Lofrano Filho reforça que o julgamento foi "suficiente e claro". "Não ensejando a oposição dos presentes embargos de declaração. O caráter infringente é admissível somente nas hipóteses em que da declaração do voto resulte inexoravelmente a modificação do pronunciamento judicial embargado", comenta.

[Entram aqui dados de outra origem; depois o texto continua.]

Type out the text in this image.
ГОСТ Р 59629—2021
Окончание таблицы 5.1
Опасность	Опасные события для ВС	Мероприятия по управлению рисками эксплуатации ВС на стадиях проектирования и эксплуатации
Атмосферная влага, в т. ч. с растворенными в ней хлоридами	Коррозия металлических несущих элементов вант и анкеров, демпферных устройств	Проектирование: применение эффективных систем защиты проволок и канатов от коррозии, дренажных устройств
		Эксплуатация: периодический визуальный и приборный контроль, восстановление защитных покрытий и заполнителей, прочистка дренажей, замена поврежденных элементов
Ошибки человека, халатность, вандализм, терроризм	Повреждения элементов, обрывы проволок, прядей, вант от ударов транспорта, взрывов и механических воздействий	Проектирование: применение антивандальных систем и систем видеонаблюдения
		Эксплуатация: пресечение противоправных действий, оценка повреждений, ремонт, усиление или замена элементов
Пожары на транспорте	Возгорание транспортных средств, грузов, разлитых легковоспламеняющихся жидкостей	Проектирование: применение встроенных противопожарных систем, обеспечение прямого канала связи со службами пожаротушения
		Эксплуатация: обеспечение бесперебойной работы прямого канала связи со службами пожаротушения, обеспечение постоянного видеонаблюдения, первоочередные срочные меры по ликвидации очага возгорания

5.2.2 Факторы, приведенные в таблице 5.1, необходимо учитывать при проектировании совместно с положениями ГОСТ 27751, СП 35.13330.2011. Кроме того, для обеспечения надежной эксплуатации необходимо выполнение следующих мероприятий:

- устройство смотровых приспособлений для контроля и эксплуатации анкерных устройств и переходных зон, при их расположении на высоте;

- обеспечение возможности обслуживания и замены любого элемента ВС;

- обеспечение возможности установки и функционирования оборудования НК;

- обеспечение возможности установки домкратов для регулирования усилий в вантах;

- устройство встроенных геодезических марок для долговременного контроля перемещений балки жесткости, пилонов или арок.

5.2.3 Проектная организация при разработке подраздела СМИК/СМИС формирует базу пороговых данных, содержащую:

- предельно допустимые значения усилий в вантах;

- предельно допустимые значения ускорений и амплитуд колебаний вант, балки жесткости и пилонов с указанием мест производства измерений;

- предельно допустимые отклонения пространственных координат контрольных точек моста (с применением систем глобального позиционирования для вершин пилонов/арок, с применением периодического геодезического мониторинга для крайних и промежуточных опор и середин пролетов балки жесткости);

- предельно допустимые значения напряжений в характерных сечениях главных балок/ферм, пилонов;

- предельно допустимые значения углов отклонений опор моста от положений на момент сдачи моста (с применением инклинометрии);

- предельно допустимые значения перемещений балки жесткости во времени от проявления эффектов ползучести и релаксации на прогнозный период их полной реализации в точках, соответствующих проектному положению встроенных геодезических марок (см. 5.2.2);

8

"Frise-se que, nos termos da decisão agravada, confirmada por esta Colenda Câmara, o destino e o fim da lide estão às fls. 1.447 [certidão de trânsito em julgado emanado do Supremo Tribunal Federal]. No mais, e a título de reforço de argumentação, discorreu-se a respeito de não ter havido a suspensão da decisão do acórdão, o que em absoluto, altera o deslinde dado ao recurso. No mais, impõe-se obtemperar que todo o argumento se volta contra fundamentação expressa do comando judicial, contudo, sem infirmar suas conclusões", diz o desembargador.

Segundo ele, os recursos apresentados pelo ex-deputado constituem "evidente caráter protelatório". "Pois o embargante opõe injustificada resistência ao andamento do processo e age com temeridade ao interpor recursos manifestamente protelatórios", frisa.

Multa

"Deste modo, de rigor a aplicação da sanção processual específica, nos termos do artigo 1.026, parágrafo segundo, do Código de Processo Civil, razão pela qual condenam os embargantes, solidariamente, ao pagamento da multa de 1% do valor atualizado da causa", avisa.

Segundo ele, eventual concessão do benefício da assistência judiciária não tem o objetivo de tornar o "assistido infenso [contrário]" às penalidades processuais. “Por atos de litigância de má fé por ele praticados no curso da lide, sendo plenamente exigível. Outrossim, descabe o prequestionamento estritamente vinculado à subida dos recursos às Instâncias Superiores, sendo admitido apenas para sanar os vícios previstos no artigo 1.022 do Código de Processo Civil", explica.

"Em razão do exposto, rejeitam-se os embargos de declaração, com observação", finaliza.